Contribution · Application — Software

AI for Dependency Vulnerability Triage

Software composition analysis scanners produce thousands of CVE alerts, most of which don't matter — the vulnerable function is never called, the dependency is test-only, or a fix exists upstream.
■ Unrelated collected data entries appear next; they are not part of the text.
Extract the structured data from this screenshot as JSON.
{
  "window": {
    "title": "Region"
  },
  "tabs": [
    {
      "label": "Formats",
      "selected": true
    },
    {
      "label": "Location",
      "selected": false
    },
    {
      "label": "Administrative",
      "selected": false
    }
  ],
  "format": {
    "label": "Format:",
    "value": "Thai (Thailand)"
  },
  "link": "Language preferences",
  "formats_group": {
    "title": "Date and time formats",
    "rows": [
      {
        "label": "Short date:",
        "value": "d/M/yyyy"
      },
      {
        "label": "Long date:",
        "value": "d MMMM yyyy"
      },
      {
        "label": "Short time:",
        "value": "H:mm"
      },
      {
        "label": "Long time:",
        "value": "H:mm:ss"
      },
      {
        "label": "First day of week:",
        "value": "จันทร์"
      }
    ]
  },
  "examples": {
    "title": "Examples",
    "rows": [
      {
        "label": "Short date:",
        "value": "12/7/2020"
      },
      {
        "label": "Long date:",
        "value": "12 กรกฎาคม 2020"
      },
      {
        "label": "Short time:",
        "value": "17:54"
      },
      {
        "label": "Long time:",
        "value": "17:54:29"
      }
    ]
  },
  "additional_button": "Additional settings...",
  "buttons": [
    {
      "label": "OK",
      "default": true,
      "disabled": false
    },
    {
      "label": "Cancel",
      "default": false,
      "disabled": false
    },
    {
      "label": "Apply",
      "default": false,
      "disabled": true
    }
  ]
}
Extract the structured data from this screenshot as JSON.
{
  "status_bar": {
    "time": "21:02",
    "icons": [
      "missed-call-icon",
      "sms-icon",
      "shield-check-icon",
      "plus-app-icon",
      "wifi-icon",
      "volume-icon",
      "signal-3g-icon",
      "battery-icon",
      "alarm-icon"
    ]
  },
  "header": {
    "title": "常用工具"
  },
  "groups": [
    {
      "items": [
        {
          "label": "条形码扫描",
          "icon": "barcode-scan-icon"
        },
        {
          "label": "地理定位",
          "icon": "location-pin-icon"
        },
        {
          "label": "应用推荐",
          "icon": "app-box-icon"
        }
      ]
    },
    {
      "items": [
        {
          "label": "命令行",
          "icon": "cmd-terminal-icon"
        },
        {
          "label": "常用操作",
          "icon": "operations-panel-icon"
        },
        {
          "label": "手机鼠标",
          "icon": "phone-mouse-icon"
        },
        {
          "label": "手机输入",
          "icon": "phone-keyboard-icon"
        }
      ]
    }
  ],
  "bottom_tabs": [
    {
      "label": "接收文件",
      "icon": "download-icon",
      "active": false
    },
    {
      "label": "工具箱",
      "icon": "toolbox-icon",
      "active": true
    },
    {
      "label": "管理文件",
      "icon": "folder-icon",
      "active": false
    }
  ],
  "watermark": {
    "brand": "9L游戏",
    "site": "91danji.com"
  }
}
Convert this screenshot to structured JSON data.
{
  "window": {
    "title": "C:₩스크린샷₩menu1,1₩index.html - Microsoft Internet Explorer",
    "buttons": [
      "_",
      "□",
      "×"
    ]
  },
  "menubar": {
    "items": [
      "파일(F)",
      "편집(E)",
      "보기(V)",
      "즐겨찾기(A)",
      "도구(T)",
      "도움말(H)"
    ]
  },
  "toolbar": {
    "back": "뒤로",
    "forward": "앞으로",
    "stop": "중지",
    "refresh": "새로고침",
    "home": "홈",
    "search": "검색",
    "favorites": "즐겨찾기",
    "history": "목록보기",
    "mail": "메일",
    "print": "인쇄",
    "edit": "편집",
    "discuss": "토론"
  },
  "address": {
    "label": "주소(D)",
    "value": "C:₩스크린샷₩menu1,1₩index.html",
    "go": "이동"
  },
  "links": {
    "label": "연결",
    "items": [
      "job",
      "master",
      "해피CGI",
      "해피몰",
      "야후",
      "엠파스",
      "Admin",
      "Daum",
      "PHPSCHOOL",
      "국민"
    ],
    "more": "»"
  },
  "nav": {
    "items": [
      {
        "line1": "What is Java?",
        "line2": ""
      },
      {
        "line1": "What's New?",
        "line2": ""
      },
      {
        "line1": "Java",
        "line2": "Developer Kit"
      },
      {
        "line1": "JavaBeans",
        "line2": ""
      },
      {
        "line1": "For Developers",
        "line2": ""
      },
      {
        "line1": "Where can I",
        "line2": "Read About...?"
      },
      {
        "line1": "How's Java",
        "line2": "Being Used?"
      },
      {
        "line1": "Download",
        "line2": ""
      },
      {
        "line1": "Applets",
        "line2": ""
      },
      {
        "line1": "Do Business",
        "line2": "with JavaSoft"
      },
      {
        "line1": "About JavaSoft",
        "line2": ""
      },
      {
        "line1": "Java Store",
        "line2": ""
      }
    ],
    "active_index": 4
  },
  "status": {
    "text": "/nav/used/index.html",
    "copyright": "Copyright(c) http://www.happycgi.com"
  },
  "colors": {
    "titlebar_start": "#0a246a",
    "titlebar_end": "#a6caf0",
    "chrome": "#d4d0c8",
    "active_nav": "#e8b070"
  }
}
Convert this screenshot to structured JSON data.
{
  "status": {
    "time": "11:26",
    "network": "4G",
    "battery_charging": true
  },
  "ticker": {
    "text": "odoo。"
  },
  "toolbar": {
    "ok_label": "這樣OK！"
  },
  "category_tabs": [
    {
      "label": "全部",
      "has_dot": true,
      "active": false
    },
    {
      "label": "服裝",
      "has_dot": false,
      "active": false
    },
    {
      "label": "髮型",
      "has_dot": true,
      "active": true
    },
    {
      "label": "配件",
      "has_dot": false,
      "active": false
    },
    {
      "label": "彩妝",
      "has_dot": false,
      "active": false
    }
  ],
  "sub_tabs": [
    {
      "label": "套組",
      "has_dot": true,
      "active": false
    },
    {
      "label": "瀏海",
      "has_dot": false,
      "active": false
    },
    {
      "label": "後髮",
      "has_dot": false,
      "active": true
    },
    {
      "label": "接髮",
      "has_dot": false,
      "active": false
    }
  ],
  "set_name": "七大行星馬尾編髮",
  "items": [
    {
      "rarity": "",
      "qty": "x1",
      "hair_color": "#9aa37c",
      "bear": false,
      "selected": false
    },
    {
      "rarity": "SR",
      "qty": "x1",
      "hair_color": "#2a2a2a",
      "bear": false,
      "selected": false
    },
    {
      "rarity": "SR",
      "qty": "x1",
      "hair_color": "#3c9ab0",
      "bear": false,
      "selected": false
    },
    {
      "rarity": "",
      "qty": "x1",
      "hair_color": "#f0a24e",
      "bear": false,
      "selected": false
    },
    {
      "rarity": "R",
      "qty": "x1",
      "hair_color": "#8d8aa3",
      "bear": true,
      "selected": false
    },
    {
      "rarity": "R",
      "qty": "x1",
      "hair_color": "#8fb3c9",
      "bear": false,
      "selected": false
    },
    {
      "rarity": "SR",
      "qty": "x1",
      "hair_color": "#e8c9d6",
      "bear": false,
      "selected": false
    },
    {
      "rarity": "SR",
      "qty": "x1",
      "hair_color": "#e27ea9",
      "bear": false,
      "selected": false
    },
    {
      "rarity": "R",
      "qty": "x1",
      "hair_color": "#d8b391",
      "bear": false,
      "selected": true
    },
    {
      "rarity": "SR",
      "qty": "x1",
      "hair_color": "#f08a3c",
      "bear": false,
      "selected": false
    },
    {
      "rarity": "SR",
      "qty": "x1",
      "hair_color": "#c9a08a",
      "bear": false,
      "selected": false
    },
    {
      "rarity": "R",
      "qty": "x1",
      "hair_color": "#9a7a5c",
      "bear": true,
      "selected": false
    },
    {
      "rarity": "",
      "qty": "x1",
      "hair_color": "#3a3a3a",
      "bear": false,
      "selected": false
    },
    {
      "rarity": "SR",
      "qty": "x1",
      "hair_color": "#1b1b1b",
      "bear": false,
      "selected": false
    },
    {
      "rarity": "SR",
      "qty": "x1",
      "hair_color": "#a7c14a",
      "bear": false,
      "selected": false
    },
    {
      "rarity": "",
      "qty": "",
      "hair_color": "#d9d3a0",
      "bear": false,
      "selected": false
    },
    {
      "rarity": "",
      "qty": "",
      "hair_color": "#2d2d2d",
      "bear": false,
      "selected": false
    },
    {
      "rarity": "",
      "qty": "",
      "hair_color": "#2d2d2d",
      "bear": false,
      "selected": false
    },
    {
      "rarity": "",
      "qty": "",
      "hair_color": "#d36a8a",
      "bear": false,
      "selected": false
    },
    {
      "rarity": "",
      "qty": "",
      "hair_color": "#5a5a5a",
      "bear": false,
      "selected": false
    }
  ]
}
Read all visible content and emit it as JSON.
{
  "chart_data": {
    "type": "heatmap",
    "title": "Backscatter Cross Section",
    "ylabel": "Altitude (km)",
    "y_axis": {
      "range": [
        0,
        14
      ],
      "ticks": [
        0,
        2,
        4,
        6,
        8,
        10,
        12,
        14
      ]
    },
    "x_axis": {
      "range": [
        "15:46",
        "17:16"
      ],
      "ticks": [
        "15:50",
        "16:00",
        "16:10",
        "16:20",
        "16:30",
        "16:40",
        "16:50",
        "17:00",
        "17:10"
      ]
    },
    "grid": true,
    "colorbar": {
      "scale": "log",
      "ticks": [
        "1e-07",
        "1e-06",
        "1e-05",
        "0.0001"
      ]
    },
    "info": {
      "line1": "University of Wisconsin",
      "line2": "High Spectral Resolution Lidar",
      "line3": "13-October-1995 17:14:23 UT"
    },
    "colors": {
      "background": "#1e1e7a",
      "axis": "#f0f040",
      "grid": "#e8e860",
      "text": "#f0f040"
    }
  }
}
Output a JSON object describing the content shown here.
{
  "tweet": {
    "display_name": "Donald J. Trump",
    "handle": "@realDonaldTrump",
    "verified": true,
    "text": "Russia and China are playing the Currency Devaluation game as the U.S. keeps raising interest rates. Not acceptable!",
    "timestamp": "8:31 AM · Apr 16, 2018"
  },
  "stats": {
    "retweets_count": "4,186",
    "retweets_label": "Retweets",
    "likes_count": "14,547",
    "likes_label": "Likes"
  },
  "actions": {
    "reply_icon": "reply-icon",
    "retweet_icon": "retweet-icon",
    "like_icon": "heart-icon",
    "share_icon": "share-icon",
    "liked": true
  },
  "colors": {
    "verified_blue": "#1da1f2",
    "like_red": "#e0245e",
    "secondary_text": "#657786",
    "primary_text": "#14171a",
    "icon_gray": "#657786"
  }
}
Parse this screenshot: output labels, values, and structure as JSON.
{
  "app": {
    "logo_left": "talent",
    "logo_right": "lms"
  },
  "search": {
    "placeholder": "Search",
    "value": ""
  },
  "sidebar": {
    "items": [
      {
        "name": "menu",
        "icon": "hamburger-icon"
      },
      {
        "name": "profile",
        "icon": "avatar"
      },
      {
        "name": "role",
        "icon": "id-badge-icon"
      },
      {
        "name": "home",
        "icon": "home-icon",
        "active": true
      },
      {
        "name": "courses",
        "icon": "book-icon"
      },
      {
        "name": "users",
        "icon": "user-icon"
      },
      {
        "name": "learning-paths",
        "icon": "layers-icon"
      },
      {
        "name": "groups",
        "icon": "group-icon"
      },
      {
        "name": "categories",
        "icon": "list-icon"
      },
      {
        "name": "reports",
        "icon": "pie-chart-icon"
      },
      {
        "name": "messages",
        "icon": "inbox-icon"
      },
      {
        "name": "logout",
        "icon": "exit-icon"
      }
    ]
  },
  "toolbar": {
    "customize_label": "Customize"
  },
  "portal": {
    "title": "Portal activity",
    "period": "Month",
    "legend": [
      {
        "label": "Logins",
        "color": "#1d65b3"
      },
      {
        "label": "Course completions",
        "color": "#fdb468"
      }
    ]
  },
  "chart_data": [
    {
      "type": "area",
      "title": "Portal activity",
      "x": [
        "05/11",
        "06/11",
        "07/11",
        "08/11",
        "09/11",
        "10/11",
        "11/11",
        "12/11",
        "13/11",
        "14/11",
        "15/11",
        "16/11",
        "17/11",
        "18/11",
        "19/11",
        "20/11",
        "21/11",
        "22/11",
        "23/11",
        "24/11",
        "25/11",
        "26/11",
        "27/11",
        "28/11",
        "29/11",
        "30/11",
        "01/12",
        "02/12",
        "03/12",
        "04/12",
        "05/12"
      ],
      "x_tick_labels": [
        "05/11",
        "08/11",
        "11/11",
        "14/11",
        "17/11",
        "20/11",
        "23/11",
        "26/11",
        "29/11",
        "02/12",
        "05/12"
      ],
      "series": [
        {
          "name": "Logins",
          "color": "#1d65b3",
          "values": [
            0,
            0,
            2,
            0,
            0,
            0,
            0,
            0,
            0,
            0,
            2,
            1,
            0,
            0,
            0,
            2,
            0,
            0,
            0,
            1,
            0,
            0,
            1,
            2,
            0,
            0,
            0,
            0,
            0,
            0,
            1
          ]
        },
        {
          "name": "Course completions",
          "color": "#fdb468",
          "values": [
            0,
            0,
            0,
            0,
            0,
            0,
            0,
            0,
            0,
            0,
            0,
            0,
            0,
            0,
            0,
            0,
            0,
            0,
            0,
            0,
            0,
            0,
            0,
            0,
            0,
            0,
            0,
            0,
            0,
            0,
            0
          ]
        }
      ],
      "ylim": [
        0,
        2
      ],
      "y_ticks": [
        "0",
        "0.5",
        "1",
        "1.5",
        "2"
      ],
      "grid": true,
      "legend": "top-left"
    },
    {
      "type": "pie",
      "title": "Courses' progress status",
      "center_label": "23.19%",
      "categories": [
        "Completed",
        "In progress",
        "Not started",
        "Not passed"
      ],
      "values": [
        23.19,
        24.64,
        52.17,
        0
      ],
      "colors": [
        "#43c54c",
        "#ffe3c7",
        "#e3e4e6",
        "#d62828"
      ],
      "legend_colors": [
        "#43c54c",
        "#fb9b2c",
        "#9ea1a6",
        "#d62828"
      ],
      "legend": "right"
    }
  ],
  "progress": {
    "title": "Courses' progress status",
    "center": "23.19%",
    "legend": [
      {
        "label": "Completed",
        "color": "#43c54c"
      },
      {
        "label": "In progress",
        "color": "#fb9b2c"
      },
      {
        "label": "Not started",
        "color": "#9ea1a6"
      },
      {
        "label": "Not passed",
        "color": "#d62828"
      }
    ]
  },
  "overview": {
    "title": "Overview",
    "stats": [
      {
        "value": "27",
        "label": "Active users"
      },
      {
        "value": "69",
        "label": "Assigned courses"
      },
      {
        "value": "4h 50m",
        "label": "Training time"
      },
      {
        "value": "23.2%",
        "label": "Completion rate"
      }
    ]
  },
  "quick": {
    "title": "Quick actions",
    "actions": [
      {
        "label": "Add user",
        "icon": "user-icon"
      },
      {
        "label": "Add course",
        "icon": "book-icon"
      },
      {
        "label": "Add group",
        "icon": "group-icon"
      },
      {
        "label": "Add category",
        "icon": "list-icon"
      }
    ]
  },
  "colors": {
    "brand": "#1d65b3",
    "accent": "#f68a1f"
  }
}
LLMs can read the CVE description, the call graph, and the package context to prioritize: 'exploitable, fix today' vs 'theoretical, upgrade next sprint'. That triage work used to be a senior engineer's morning; now it's an LLM's minute.

Application facts

Domain
Software
Subdomain
Security
Example stack
Claude Sonnet 4.7 or GPT-5 for triage reasoning · SCA scanner (Snyk, Trivy, GitHub Dependabot, Sonatype) · Static analysis for call-graph reachability (CodeQL, Semgrep) · GitHub / GitLab API for PR drafting · Security dashboard with audit log

Data & infrastructure needs

  • SBOM (SPDX, CycloneDX) of all services
  • CVE feed (NVD, GitHub Advisory, OSV)
  • Source code and call graphs
  • Internal risk scoring rubric

Risks & considerations

  • False reassurance — LLM marks exploitable CVEs as low-risk
  • Prompt injection via malicious CVE descriptions
  • Over-automation of fix PRs breaking production
  • Compliance — SBOM and supply chain attestations (SSDF, EU CRA)
  • Stale data — CVE database lags real exploits

Frequently asked questions

Is AI for vulnerability triage safe?

As a triage copilot, yes — it separates signal from noise and saves AppSec engineers hours. Never let it auto-merge fixes; every security PR gets human review. And monitor for drift — CVE scoring changes, exploits emerge.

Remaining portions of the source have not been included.